This article was published 09/12/2016 (3447 days ago), so information in it may no longer be current.
Note to readers: On Dec. 9, 2006, Free Press reporter Kevin Rollason talked to family members of Winnipeggers who had perished fifty years earlier in what was then Canada’s worst air disaster, the crash of Flight 810. Ten years after that article was penned, we republish Kevin’s article to mark the 60th anniversary of the crash.
Fifty years ago today, Denise Beernaerts boarded a plane in Vancouver three times to fly to Winnipeg for her father’s funeral, and three times she got off before finally getting on a fourth and final time.
Fear of flying for the first time or premonition?
We’ll never know, because the 19-year-old Beernaerts was one of 62 passengers and crew — including several Canadian Football League all-star players — who perished in what was then Canada’s worst air disaster, the crash of Flight 810 on Mount Slesse in British Columbia.
“She’s still 19 years old to me and always will be,” recalled her older sister, Winnipegger Angela Huyghe, now 71.
“I didn’t know her any other age after that. She’s just 19.”
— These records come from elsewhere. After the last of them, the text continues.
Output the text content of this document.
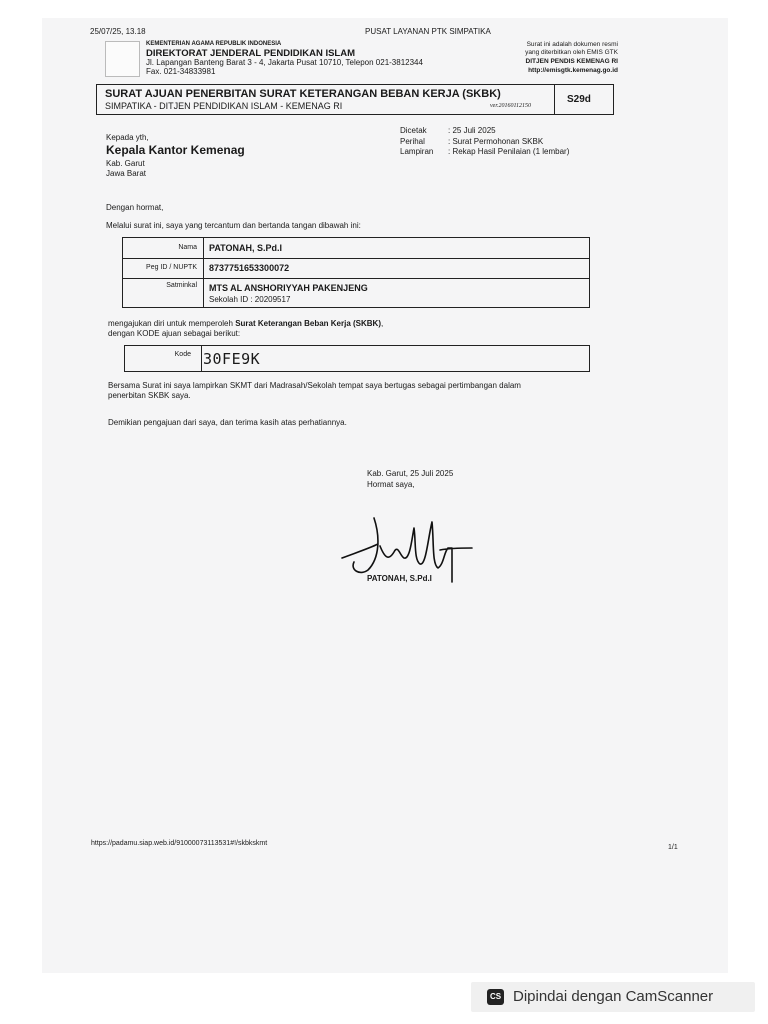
25/07/25, 13.18	PUSAT LAYANAN PTK SIMPATIKA
KEMENTERIAN AGAMA REPUBLIK INDONESIA
DIREKTORAT JENDERAL PENDIDIKAN ISLAM
Jl. Lapangan Banteng Barat 3 - 4, Jakarta Pusat 10710, Telepon 021-3812344
Fax. 021-34833981
Surat ini adalah dokumen resmi
yang diterbitkan oleh EMIS GTK
DITJEN PENDIS KEMENAG RI
http://emisgtk.kemenag.go.id
SURAT AJUAN PENERBITAN SURAT KETERANGAN BEBAN KERJA (SKBK)
SIMPATIKA - DITJEN PENDIDIKAN ISLAM - KEMENAG RI	ver.20160112150
S29d
Dicetak	: 25 Juli 2025
Perihal	: Surat Permohonan SKBK
Lampiran : Rekap Hasil Penilaian (1 lembar)
Kepada yth,
Kepala Kantor Kemenag
Kab. Garut
Jawa Barat
Dengan hormat,
Melalui surat ini, saya yang tercantum dan bertanda tangan dibawah ini:
Nama PATONAH, S.Pd.I
Peg ID / NUPTK 8737751653300072
Satminkal MTS AL ANSHORIYYAH PAKENJENG
Sekolah ID : 20209517
mengajukan diri untuk memperoleh Surat Keterangan Beban Kerja (SKBK),
dengan KODE ajuan sebagai berikut:
Kode 30FE9K
Bersama Surat ini saya lampirkan SKMT dari Madrasah/Sekolah tempat saya bertugas sebagai pertimbangan dalam
penerbitan SKBK saya.
Demikian pengajuan dari saya, dan terima kasih atas perhatiannya.
Kab. Garut, 25 Juli 2025
Hormat saya,
PATONAH, S.Pd.I
https://padamu.siap.web.id/91000073113531#!/skbkskmt
1/1
CS Dipindai dengan CamScanner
Trans-Canada Air Lines (now Air Canada) Flight 810, carrying 59 passengers and three crew, took off from Vancouver on Dec. 9, 1956, en route to Calgary, with further stops at Regina, Winnipeg and Toronto. The crew of the plane was scheduled to be relieved in Winnipeg.
According to reports in the Free Press at the time of the crash, the four-engine North Star was about an hour into the flight over the Cascades mountain range in B.C. when one of the engines caught fire and the plane turned back for Vancouver.
In radio transmissions, pilot Allan Clarke was calm and had just told air traffic control he had received a message to cross Hope, B.C., at 8,000 feet.
Despite repeated attempts to contact the plane, that was the last transmission.
A massive search for the wreckage in the weeks to come was unsuccessful.
It was finally discovered the following May by a team of mountain climbers.
The plane had been off course and slammed into the side of the mountain at a high rate of speed. Its debris was scattered below.
The bodies and wreckage were left on the mountain because it was too dangerous to mount a recovery effort.
The flight claimed the lives of several star players with the Canadian Football League, who were heading back to their home teams after playing in the then-annual all-star game.
Calvin Jones, a guard with the Winnipeg Blue Bombers for a single year and originally from Steubenville, Ohio, died in the crash.
The Free Press reported at the time that Jones was originally booked on an earlier flight, but slept in and was “squeezed aboard” the fatal flight.
Several Saskatchewan Roughriders were also killed: Gordon Sturtridge and his wife, Mildred, former Winnipeggers 28 years old; and Mel Becket, Ray Syrnyk, and Mario DeMarco.
The CFL’s DeMarco-Becket Memorial Trophy, handed to the West Division’s most outstanding offensive linesman, is named after two of the players killed on the plane. The Roughriders also retired the numbers of their four football players.
A spokesman for the Bombers said nothing was named after Jones and the team has never retired any player numbers in its history.
Huyghe said the day her sister died was already a tragic day for her family. Her father had been stricken with a brain aneurysm at 11 p.m. the night before, and passed away at 3 a.m. The family sent an urgent telegram to Denise telling her to come home.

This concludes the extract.